Among Dow components, Caterpillar and Kraft rose, while Boeing and Bank of America declined.
The S&P 500 and tech-heavy Nasdaq gained. If the S&P 500 closes lower today, it will mark the index's worst five-day losing streak since last July. The CBOE Volatility Index, widely considered the best gauge of fear in the market, fell below 17.
Among key S&P 500 sectors, technology and utilities rose, while materials and financials slumped.
To reduce the deficit requires broad sacrifices, Obama said, adding that hewould not support renewal of the Bush-era tax cuts.
While the market took a more positive turn in the afternoon, trading was thin and largely directionless.
Asset managers who have to be invested are participating, "but they are waiting to see what happens," said Kenneth Polcari, managing director at ICAP Equities.
What investors need is real direction, either from earnings or a "macro" event, Polcari said.
Polcari is keeping an eye on the S&P 500, which at the time was trading right at its 50-day moving average of 1,311. Earlier in the session, S&P 500 futures traded below that level. If the index stays below 1,311, that could become a new upward level of resistance for the market, he said.
Stocks initially got a boost Wednesday from JPMorgan after the second-largest U.S. bank delivered strong results, including earnings of $1.28 per share. However, the bank's shares slipped throughout the session after analysts focused on some weakness in retail banking. (Watch: Inside JPMorgan's Earnings.)
Analyst Mike Mayo of Credit Agricole also said the bank's earnings show signs a credit contraction is underway.
But Jaime Peters, a banking analyst at Morningstar, said JPMorgan's results were strong in investment banking and asset management, and that weakness in the retail bank reflected an unexpected, and short-term, increase in mortgage servicing costs.

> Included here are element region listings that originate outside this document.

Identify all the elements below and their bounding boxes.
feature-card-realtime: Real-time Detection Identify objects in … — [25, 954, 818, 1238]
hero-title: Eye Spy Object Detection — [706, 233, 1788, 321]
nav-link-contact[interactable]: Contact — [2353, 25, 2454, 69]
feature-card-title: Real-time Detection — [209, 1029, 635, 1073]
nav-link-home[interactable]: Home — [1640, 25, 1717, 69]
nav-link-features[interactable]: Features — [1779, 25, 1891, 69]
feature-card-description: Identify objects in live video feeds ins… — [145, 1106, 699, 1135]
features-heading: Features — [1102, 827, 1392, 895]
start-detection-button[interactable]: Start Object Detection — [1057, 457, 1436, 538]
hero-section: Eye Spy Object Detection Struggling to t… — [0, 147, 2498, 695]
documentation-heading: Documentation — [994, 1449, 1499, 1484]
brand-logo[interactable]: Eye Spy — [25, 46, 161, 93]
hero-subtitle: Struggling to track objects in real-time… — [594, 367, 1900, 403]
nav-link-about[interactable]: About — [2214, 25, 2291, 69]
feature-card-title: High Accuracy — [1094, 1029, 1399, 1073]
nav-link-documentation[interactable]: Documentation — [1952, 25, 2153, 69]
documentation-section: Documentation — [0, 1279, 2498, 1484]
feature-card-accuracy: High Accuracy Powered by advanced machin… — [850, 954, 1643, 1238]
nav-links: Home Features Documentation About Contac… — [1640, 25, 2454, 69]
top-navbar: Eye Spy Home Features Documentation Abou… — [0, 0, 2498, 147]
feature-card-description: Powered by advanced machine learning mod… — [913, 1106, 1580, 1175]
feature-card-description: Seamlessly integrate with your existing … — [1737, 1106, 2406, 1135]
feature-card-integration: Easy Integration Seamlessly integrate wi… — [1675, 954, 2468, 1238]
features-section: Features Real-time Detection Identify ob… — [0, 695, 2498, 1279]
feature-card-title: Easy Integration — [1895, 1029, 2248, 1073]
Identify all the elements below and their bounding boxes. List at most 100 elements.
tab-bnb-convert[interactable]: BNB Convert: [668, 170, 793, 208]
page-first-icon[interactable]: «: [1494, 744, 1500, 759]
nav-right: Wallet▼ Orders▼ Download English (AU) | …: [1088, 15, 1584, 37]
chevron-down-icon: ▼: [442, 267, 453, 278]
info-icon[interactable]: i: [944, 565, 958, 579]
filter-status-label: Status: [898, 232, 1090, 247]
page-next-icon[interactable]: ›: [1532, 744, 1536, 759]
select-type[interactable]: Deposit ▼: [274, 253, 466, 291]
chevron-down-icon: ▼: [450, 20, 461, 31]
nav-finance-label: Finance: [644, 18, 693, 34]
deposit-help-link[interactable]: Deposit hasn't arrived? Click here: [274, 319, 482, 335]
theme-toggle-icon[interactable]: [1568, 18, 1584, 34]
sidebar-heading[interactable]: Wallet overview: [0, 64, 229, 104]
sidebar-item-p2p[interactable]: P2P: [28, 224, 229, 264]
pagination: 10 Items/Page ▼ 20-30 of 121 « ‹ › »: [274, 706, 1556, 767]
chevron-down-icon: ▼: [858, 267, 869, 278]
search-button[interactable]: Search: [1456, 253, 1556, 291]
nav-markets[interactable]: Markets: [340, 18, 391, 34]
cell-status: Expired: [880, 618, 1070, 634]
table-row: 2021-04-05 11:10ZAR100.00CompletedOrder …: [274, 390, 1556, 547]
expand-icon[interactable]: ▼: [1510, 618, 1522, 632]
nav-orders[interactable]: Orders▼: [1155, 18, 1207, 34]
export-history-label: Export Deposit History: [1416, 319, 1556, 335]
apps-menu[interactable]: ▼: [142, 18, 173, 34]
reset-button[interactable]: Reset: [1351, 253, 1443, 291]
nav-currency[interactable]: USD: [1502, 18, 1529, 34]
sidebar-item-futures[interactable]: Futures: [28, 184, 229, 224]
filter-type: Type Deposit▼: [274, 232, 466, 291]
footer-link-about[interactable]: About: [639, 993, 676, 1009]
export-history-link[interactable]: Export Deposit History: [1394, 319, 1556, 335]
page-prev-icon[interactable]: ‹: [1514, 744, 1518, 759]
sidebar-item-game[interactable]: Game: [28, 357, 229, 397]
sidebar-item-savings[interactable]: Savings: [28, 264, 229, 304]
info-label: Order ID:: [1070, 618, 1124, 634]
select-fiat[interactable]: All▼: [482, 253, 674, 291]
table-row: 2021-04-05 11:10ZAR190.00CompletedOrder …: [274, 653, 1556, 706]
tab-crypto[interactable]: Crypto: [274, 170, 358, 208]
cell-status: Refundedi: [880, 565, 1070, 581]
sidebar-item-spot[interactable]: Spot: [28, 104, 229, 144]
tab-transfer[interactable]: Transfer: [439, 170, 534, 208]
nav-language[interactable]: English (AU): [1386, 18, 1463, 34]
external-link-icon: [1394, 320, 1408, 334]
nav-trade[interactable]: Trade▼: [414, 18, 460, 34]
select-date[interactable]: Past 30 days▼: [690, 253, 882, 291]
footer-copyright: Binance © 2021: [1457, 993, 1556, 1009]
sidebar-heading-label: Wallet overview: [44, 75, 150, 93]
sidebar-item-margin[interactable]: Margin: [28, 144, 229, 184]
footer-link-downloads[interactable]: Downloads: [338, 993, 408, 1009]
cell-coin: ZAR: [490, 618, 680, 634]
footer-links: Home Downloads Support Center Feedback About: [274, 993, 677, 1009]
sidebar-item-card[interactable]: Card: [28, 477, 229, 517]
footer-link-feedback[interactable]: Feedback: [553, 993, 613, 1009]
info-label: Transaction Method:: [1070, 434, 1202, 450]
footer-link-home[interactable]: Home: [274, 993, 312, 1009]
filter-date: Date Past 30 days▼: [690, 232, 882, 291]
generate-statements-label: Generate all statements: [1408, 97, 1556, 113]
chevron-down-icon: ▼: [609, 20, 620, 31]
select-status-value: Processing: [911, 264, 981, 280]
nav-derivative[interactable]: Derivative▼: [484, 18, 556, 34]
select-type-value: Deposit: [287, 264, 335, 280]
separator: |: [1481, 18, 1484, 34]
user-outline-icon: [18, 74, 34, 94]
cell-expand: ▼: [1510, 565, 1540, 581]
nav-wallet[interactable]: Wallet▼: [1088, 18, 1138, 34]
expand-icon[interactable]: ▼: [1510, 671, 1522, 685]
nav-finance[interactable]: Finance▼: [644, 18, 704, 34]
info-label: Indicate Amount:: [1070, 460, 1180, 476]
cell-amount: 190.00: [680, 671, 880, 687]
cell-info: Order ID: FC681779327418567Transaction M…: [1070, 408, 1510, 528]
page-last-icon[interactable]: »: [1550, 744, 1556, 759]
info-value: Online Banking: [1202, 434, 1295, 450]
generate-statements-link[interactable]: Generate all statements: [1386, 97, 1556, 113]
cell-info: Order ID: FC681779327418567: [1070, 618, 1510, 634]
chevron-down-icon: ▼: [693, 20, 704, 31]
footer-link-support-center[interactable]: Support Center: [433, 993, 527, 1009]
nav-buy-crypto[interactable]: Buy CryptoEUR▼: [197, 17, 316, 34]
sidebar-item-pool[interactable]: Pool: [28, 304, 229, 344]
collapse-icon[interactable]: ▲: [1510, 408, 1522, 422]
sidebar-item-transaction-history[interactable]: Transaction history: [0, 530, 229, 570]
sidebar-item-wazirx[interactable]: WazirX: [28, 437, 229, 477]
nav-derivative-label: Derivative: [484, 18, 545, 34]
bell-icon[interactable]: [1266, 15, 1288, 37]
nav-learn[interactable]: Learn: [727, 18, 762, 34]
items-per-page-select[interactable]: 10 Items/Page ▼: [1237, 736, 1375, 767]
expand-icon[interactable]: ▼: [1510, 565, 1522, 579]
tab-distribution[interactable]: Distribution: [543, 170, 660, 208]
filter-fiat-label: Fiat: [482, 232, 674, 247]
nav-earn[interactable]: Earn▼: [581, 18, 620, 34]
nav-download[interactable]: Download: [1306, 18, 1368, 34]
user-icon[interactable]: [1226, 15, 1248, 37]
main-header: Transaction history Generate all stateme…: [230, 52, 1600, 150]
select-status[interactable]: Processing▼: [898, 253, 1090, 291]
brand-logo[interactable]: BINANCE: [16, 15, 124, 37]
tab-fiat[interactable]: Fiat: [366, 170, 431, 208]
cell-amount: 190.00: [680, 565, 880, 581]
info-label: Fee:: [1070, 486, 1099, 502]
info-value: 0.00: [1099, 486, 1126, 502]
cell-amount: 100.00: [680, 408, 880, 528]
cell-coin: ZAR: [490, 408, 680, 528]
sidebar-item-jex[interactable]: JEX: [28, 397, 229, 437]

And Peters added, a contraction in consumer loans isn't surprising coming out of the so-called Great Recession.
"People are saving more," Peters said, also noting that a growing number of retiring baby boomers are less likely to spend as well.
"That means consumer loan growth will be hard to come by over the next several years," she says. "That will challenge banks to grow their revenue line."
Rivals Wells Fargo , PNC Financial and Citigroup were among banks leading the financial sector lower. Bank of America , which isscheduled to release earnings on Friday, also slipped.
And among techs, search-engine giant Google is slated to report earningsafter-the-bell Thursday.
On the tech front, Riverbed Technology jumped after the tech firm raised its quarterly outlook.
And Zoom Technologies shares soared after the company signed a license agreement with Qualcomm , allowing the Chinese mobile phone maker to develop and sell 3G products using Qualcomm's chip patents.
Earnings season kicked off with a lackluster start Monday after investors were disappointed with Alcoa's weaker-than-expected revenue numbers.
That may be because expectations for a strong earnings season were high, said Jeff Kleintop, chief market strategist at LPL Financial.
"I think what we’re seeing is a flat environment, and that might persist," Kleintop said, adding to expect to see volatility as well.
Kleintop said he is paying close attention during earnings season to what businesses have to say about the effects of rising commodity prices and geopolitical events on their future business outlook.